Humility begins with honest self-knowledge and acceptance of who we are. Our true identity and worth come only from God — this is at the centre of Paul’s admonishment to the fractious Corinthian community. Many in the community are strutting about and flaunting their illusory new-found status. Some are quite proud of their spiritual endowments and use it to lord it over others or to inflate their egos, while others are probably ashamed of their simple and unimpressive backgrounds. Paul reminds all of them of their insignificant and humble human origins in order to give them a reality check. No one should be either proud or ashamed of their past or their origins. God deliberately chose unimpressive or insignificant people in order to make a forceful spiritual point — something God often does in the Bible. If we will allow it, God will do marvellous things with us and through us, but there is a catch. It is God’s show and God’s glory, not ours. And that is a price that some are not willing to pay.

The description of the one humble before God finds fuller expression in the Beatitudes. By blessing the “poor in spirit” — those who are not arrogant and self-seeking — Jesus lays out the entrance requirements for God’s Kingdom. We cannot force, manipulate or buy our way in. The meek — more properly understood as gentle or non-violent — express an essential aspect of this God-centred humility. In the long run, the world will belong to those like them for they are foundation for the world of the future. Exercising compassion and mercy, working for peace, hungering for justice and righteousness, and patient endurance of persecution and rejection are all marks of a man or woman in harmony with the divine pattern.

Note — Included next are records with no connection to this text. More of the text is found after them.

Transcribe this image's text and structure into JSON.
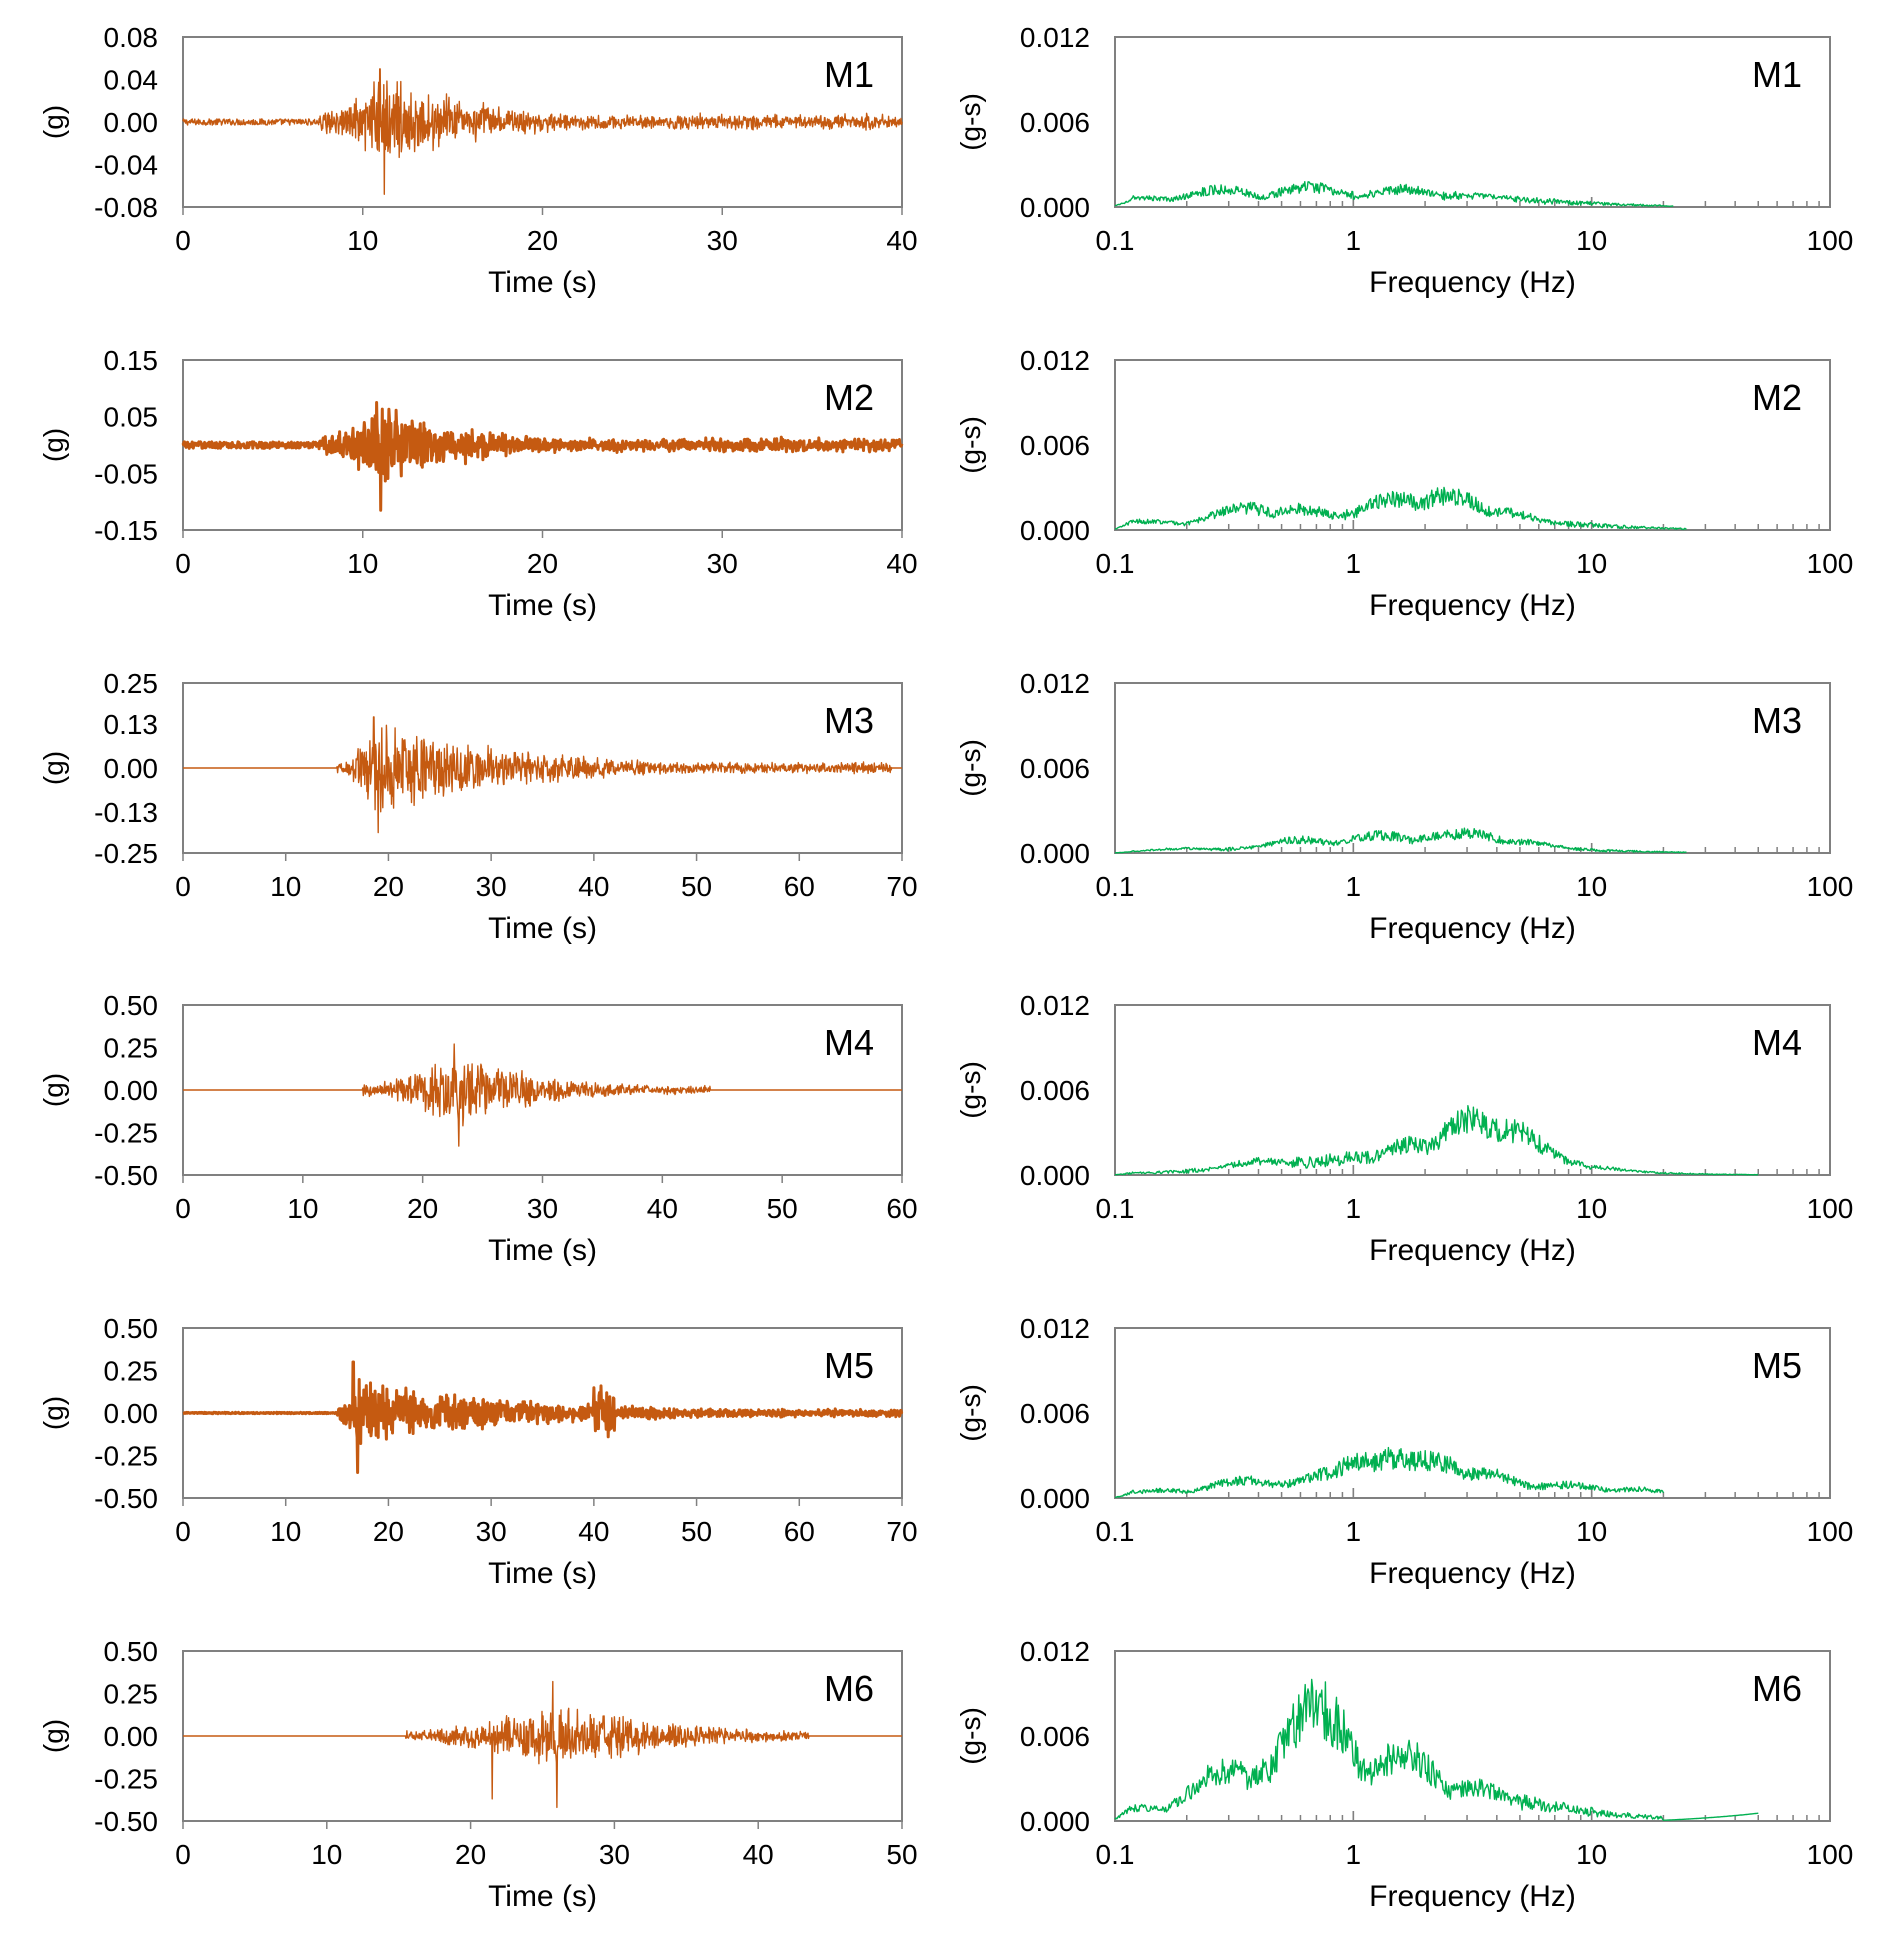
{
  "colors": {
    "time_series": "#c55a11",
    "spectrum": "#00b050",
    "axis": "#808080",
    "text": "#000000"
  },
  "chart_data": [
    {
      "id": "M1-time",
      "type": "line",
      "label": "M1",
      "xlabel": "Time (s)",
      "ylabel": "(g)",
      "xlim": [
        0,
        40
      ],
      "ylim": [
        -0.08,
        0.08
      ],
      "xticks": [
        "0",
        "10",
        "20",
        "30",
        "40"
      ],
      "yticks": [
        "0.08",
        "0.04",
        "0.00",
        "-0.04",
        "-0.08"
      ],
      "signal": {
        "start": 7.5,
        "peak_time": 11.2,
        "end": 40,
        "peak_pos": 0.05,
        "peak_neg": -0.068,
        "amp": 0.035,
        "noise": 0.003,
        "tail": 0.18,
        "dense": false
      }
    },
    {
      "id": "M1-fourier",
      "type": "line",
      "label": "M1",
      "xscale": "log",
      "xlabel": "Frequency (Hz)",
      "ylabel": "(g-s)",
      "xlim": [
        0.1,
        100
      ],
      "ylim": [
        0,
        0.012
      ],
      "xticks": [
        "0.1",
        "1",
        "10",
        "100"
      ],
      "yticks": [
        "0.012",
        "0.006",
        "0.000"
      ],
      "spectrum": {
        "peaks": [
          [
            0.14,
            0.0008
          ],
          [
            0.28,
            0.0016
          ],
          [
            0.65,
            0.0018
          ],
          [
            1.6,
            0.0016
          ],
          [
            3.2,
            0.001
          ]
        ],
        "fmax": 22,
        "level": 0.0012
      }
    },
    {
      "id": "M2-time",
      "type": "line",
      "label": "M2",
      "xlabel": "Time (s)",
      "ylabel": "(g)",
      "xlim": [
        0,
        40
      ],
      "ylim": [
        -0.15,
        0.15
      ],
      "xticks": [
        "0",
        "10",
        "20",
        "30",
        "40"
      ],
      "yticks": [
        "0.15",
        "0.05",
        "-0.05",
        "-0.15"
      ],
      "signal": {
        "start": 7.5,
        "peak_time": 11,
        "end": 40,
        "peak_pos": 0.075,
        "peak_neg": -0.115,
        "amp": 0.055,
        "noise": 0.006,
        "tail": 0.2,
        "dense": true
      }
    },
    {
      "id": "M2-fourier",
      "type": "line",
      "label": "M2",
      "xscale": "log",
      "xlabel": "Frequency (Hz)",
      "ylabel": "(g-s)",
      "xlim": [
        0.1,
        100
      ],
      "ylim": [
        0,
        0.012
      ],
      "xticks": [
        "0.1",
        "1",
        "10",
        "100"
      ],
      "yticks": [
        "0.012",
        "0.006",
        "0.000"
      ],
      "spectrum": {
        "peaks": [
          [
            0.14,
            0.0008
          ],
          [
            0.35,
            0.002
          ],
          [
            0.6,
            0.0019
          ],
          [
            1.5,
            0.0028
          ],
          [
            2.5,
            0.0031
          ],
          [
            4.2,
            0.0016
          ]
        ],
        "fmax": 25,
        "level": 0.0016
      }
    },
    {
      "id": "M3-time",
      "type": "line",
      "label": "M3",
      "xlabel": "Time (s)",
      "ylabel": "(g)",
      "xlim": [
        0,
        70
      ],
      "ylim": [
        -0.25,
        0.25
      ],
      "xticks": [
        "0",
        "10",
        "20",
        "30",
        "40",
        "50",
        "60",
        "70"
      ],
      "yticks": [
        "0.25",
        "0.13",
        "0.00",
        "-0.13",
        "-0.25"
      ],
      "signal": {
        "start": 15,
        "peak_time": 19,
        "end": 69,
        "peak_pos": 0.15,
        "peak_neg": -0.19,
        "amp": 0.11,
        "noise": 0.0,
        "tail": 0.07,
        "dense": false
      }
    },
    {
      "id": "M3-fourier",
      "type": "line",
      "label": "M3",
      "xscale": "log",
      "xlabel": "Frequency (Hz)",
      "ylabel": "(g-s)",
      "xlim": [
        0.1,
        100
      ],
      "ylim": [
        0,
        0.012
      ],
      "xticks": [
        "0.1",
        "1",
        "10",
        "100"
      ],
      "yticks": [
        "0.012",
        "0.006",
        "0.000"
      ],
      "spectrum": {
        "peaks": [
          [
            0.2,
            0.0004
          ],
          [
            0.6,
            0.0012
          ],
          [
            1.3,
            0.0016
          ],
          [
            2.5,
            0.0017
          ],
          [
            3.0,
            0.0018
          ],
          [
            5,
            0.001
          ]
        ],
        "fmax": 25,
        "level": 0.001
      }
    },
    {
      "id": "M4-time",
      "type": "line",
      "label": "M4",
      "xlabel": "Time (s)",
      "ylabel": "(g)",
      "xlim": [
        0,
        60
      ],
      "ylim": [
        -0.5,
        0.5
      ],
      "xticks": [
        "0",
        "10",
        "20",
        "30",
        "40",
        "50",
        "60"
      ],
      "yticks": [
        "0.50",
        "0.25",
        "0.00",
        "-0.25",
        "-0.50"
      ],
      "signal": {
        "start": 15,
        "peak_time": 23,
        "end": 44,
        "peak_pos": 0.27,
        "peak_neg": -0.33,
        "amp": 0.17,
        "noise": 0.0,
        "tail": 0.13,
        "dense": false
      }
    },
    {
      "id": "M4-fourier",
      "type": "line",
      "label": "M4",
      "xscale": "log",
      "xlabel": "Frequency (Hz)",
      "ylabel": "(g-s)",
      "xlim": [
        0.1,
        100
      ],
      "ylim": [
        0,
        0.012
      ],
      "xticks": [
        "0.1",
        "1",
        "10",
        "100"
      ],
      "yticks": [
        "0.012",
        "0.006",
        "0.000"
      ],
      "spectrum": {
        "peaks": [
          [
            0.42,
            0.0013
          ],
          [
            1.0,
            0.0012
          ],
          [
            1.8,
            0.0028
          ],
          [
            2.5,
            0.003
          ],
          [
            3.2,
            0.005
          ],
          [
            4.5,
            0.004
          ],
          [
            6,
            0.0018
          ],
          [
            10,
            0.0007
          ]
        ],
        "fmax": 50,
        "level": 0.0018
      }
    },
    {
      "id": "M5-time",
      "type": "line",
      "label": "M5",
      "xlabel": "Time (s)",
      "ylabel": "(g)",
      "xlim": [
        0,
        70
      ],
      "ylim": [
        -0.5,
        0.5
      ],
      "xticks": [
        "0",
        "10",
        "20",
        "30",
        "40",
        "50",
        "60",
        "70"
      ],
      "yticks": [
        "0.50",
        "0.25",
        "0.00",
        "-0.25",
        "-0.50"
      ],
      "signal": {
        "start": 15,
        "peak_time": 17,
        "end": 70,
        "peak_pos": 0.3,
        "peak_neg": -0.35,
        "amp": 0.15,
        "noise": 0.004,
        "tail": 0.06,
        "dense": true,
        "burst": [
          40,
          42
        ]
      }
    },
    {
      "id": "M5-fourier",
      "type": "line",
      "label": "M5",
      "xscale": "log",
      "xlabel": "Frequency (Hz)",
      "ylabel": "(g-s)",
      "xlim": [
        0.1,
        100
      ],
      "ylim": [
        0,
        0.012
      ],
      "xticks": [
        "0.1",
        "1",
        "10",
        "100"
      ],
      "yticks": [
        "0.012",
        "0.006",
        "0.000"
      ],
      "spectrum": {
        "peaks": [
          [
            0.16,
            0.0007
          ],
          [
            0.35,
            0.0016
          ],
          [
            0.8,
            0.0022
          ],
          [
            1.1,
            0.0033
          ],
          [
            1.5,
            0.0037
          ],
          [
            2.1,
            0.0034
          ],
          [
            3.5,
            0.0022
          ],
          [
            8,
            0.0012
          ],
          [
            15,
            0.0008
          ]
        ],
        "fmax": 18,
        "level": 0.002
      }
    },
    {
      "id": "M6-time",
      "type": "line",
      "label": "M6",
      "xlabel": "Time (s)",
      "ylabel": "(g)",
      "xlim": [
        0,
        50
      ],
      "ylim": [
        -0.5,
        0.5
      ],
      "xticks": [
        "0",
        "10",
        "20",
        "30",
        "40",
        "50"
      ],
      "yticks": [
        "0.50",
        "0.25",
        "0.00",
        "-0.25",
        "-0.50"
      ],
      "signal": {
        "start": 15.5,
        "peak_time": 26,
        "end": 43.5,
        "peak_pos": 0.32,
        "peak_neg": -0.42,
        "amp": 0.16,
        "noise": 0.0,
        "tail": 0.12,
        "dense": false,
        "second": [
          21.5,
          -0.37
        ]
      }
    },
    {
      "id": "M6-fourier",
      "type": "line",
      "label": "M6",
      "xscale": "log",
      "xlabel": "Frequency (Hz)",
      "ylabel": "(g-s)",
      "xlim": [
        0.1,
        100
      ],
      "ylim": [
        0,
        0.012
      ],
      "xticks": [
        "0.1",
        "1",
        "10",
        "100"
      ],
      "yticks": [
        "0.012",
        "0.006",
        "0.000"
      ],
      "spectrum": {
        "peaks": [
          [
            0.13,
            0.0012
          ],
          [
            0.3,
            0.0046
          ],
          [
            0.45,
            0.0045
          ],
          [
            0.7,
            0.0105
          ],
          [
            0.85,
            0.0055
          ],
          [
            1.6,
            0.006
          ],
          [
            3.2,
            0.003
          ],
          [
            6,
            0.0012
          ]
        ],
        "fmax": 50,
        "level": 0.003,
        "tail_rise": 0.0005
      }
    }
  ]
}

These are the qualities or principles that make good things happen, even against impossible odds, and those who practise them are the ones called children of God. There is a long and illustrious list of those who took these principles seriously: St. Francis, Gandhi, Tolstoy, Mother Teresa and Martin Luther King.

Faith that is strictly interior and self-absorbed is not an expression of the Beatitudes but must be manifested outwardly for others as they were in Jesus Christ. It is said that the root sin is self, all other sins are just variations on this theme. If that is the case, then elsewhere in the Old Testament the prophet Micah (6:8) gives us the cure: Do justice, love kindness and walk humbly with your God!